The perioperative mortality associated with initial valve reoperation in this cohort was 10 of 235 (4.3%), and no mortality occurred at subsequent reoperation. These rates were not significantly different between implant sites. The impact of reoperation as an overall cause of death in this cohort was not significantly different between tissue and mechanical patients, both within AVR patients as well as within MVR patients (HR: 1.9, 95% CI: 0.2, 4.7; P=0.5)."
and Stroke
Stroke
Thirty-five patients in the cohort died from stroke. The 20-year freedom from death attributable to ischemic or hemorrhagic stroke was 97.9±1.2% in tissue AVR patients, 83.9±4.9% in mechanical AVR patients, 96.1±1.9% in tissue MVR patients, and 85.6±5.3% in mechanical MVR patients. After adjusting for coronary artery disease and atrial fibrillation, the use of a mechanical valve was a significant risk factor for dying from stroke in either implant position (for AVR, HR: 7.0; for MVR, HR: 4.5; both P<0.02)."[/B]

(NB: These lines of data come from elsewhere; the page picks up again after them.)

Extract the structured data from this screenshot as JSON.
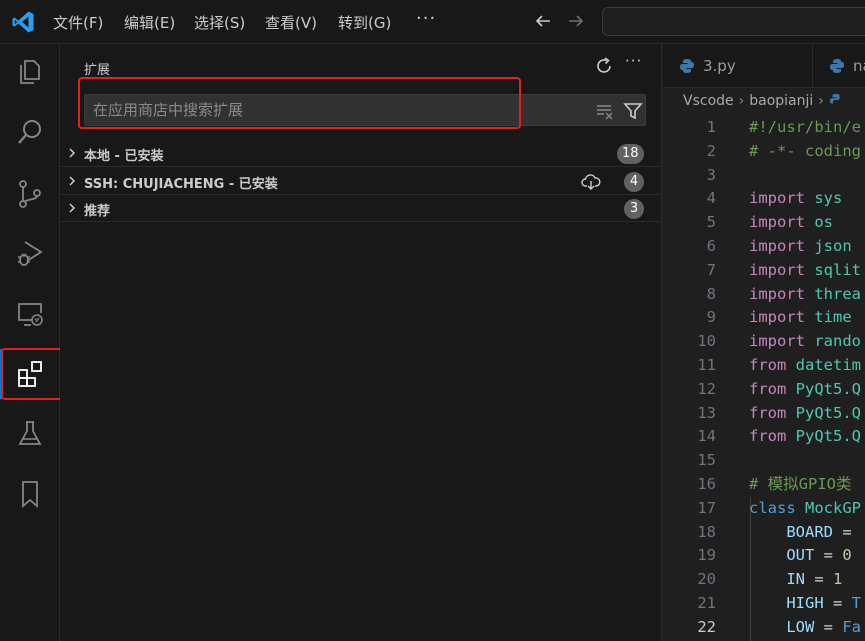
{
  "titlebar": {
    "menu": [
      "文件(F)",
      "编辑(E)",
      "选择(S)",
      "查看(V)",
      "转到(G)"
    ],
    "more": "···"
  },
  "sidebar": {
    "title": "扩展",
    "more": "···",
    "search_placeholder": "在应用商店中搜索扩展",
    "sections": [
      {
        "label": "本地 - 已安装",
        "count": "18"
      },
      {
        "label": "SSH: CHUJIACHENG - 已安装",
        "count": "4"
      },
      {
        "label": "推荐",
        "count": "3"
      }
    ]
  },
  "editor": {
    "tabs": [
      "3.py",
      "na"
    ],
    "breadcrumb": [
      "Vscode",
      "baopianji"
    ],
    "active_line": "22",
    "lines": [
      {
        "n": "1",
        "tokens": [
          {
            "t": "#!/usr/bin/e",
            "c": "cm"
          }
        ]
      },
      {
        "n": "2",
        "tokens": [
          {
            "t": "# -*- coding",
            "c": "cm"
          }
        ]
      },
      {
        "n": "3",
        "tokens": []
      },
      {
        "n": "4",
        "tokens": [
          {
            "t": "import",
            "c": "kw"
          },
          {
            "t": " sys",
            "c": "mod"
          }
        ]
      },
      {
        "n": "5",
        "tokens": [
          {
            "t": "import",
            "c": "kw"
          },
          {
            "t": " os",
            "c": "mod"
          }
        ]
      },
      {
        "n": "6",
        "tokens": [
          {
            "t": "import",
            "c": "kw"
          },
          {
            "t": " json",
            "c": "mod"
          }
        ]
      },
      {
        "n": "7",
        "tokens": [
          {
            "t": "import",
            "c": "kw"
          },
          {
            "t": " sqlit",
            "c": "mod"
          }
        ]
      },
      {
        "n": "8",
        "tokens": [
          {
            "t": "import",
            "c": "kw"
          },
          {
            "t": " threa",
            "c": "mod"
          }
        ]
      },
      {
        "n": "9",
        "tokens": [
          {
            "t": "import",
            "c": "kw"
          },
          {
            "t": " time",
            "c": "mod"
          }
        ]
      },
      {
        "n": "10",
        "tokens": [
          {
            "t": "import",
            "c": "kw"
          },
          {
            "t": " rando",
            "c": "mod"
          }
        ]
      },
      {
        "n": "11",
        "tokens": [
          {
            "t": "from",
            "c": "kw"
          },
          {
            "t": " datetim",
            "c": "mod"
          }
        ]
      },
      {
        "n": "12",
        "tokens": [
          {
            "t": "from",
            "c": "kw"
          },
          {
            "t": " PyQt5",
            "c": "mod"
          },
          {
            "t": ".Q",
            "c": "mod"
          }
        ]
      },
      {
        "n": "13",
        "tokens": [
          {
            "t": "from",
            "c": "kw"
          },
          {
            "t": " PyQt5",
            "c": "mod"
          },
          {
            "t": ".Q",
            "c": "mod"
          }
        ]
      },
      {
        "n": "14",
        "tokens": [
          {
            "t": "from",
            "c": "kw"
          },
          {
            "t": " PyQt5",
            "c": "mod"
          },
          {
            "t": ".Q",
            "c": "mod"
          }
        ]
      },
      {
        "n": "15",
        "tokens": []
      },
      {
        "n": "16",
        "tokens": [
          {
            "t": "# 模拟GPIO类",
            "c": "cm"
          }
        ]
      },
      {
        "n": "17",
        "tokens": [
          {
            "t": "class",
            "c": "kw2"
          },
          {
            "t": " MockGP",
            "c": "mod"
          }
        ]
      },
      {
        "n": "18",
        "tokens": [
          {
            "t": "    BOARD",
            "c": "var"
          },
          {
            "t": " =",
            "c": "op"
          }
        ]
      },
      {
        "n": "19",
        "tokens": [
          {
            "t": "    OUT",
            "c": "var"
          },
          {
            "t": " = ",
            "c": "op"
          },
          {
            "t": "0",
            "c": "num"
          }
        ]
      },
      {
        "n": "20",
        "tokens": [
          {
            "t": "    IN",
            "c": "var"
          },
          {
            "t": " = ",
            "c": "op"
          },
          {
            "t": "1",
            "c": "num"
          }
        ]
      },
      {
        "n": "21",
        "tokens": [
          {
            "t": "    HIGH",
            "c": "var"
          },
          {
            "t": " = ",
            "c": "op"
          },
          {
            "t": "T",
            "c": "kw2"
          }
        ]
      },
      {
        "n": "22",
        "tokens": [
          {
            "t": "    LOW",
            "c": "var"
          },
          {
            "t": " = ",
            "c": "op"
          },
          {
            "t": "Fa",
            "c": "kw2"
          }
        ]
      }
    ]
  }
}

That of course is just people who died from stroke, it would be interesting to know how many people had strokes but survived and how well they were doing or had permanet damage..
So pretty much as most people say BOTH valve types are very good and have problems, Tissue valves WILL need replaced at some time, in higher rates for people less than 60.. BUT as this study showed, the vast majority of being getting a Valve REDO do great.
Mechanical valves last longer, and most likely will not need it replaced, it has happened to members here.. but because they are more prone to clot, they require aniticoagulent, which increases the bleeds, most major bleeds do fine but risk increase for internal bleeding like GI or Brain., even WITH the newer valves, INR and Home testing the risks are still about 1-3 % chance of major bleed and about equal chance of clots and major srokes.
True information IS important, it is also important to get facts for both valve types.
In the years I've been a member there have always been members who feel strongly for one valve type or another, but the difference was it didnt get personal..if it did it was stopped. Maybe it would help if people can share info with out insulting either members who chose different, or insulting the members here as a whole, or a Country you dont like, and try to accept that there ARE risk for both choices. Things are improving yearly, but even w/ the best surgeons w/ most experience working on REDO, things happen , luckily for the most part they do well with a full recovery. On the other hand even tho the newest mech valves are better than earlier models and improvements have been made, INRs were first being used, home testing ALL helps keep INR more stable, but there still are many people who have major life threatning bleeds or clots each year.
So some people prefer the chance of the risk for REDOs , while others pref to take the risk of the yearly chances of having a bleed or stroke.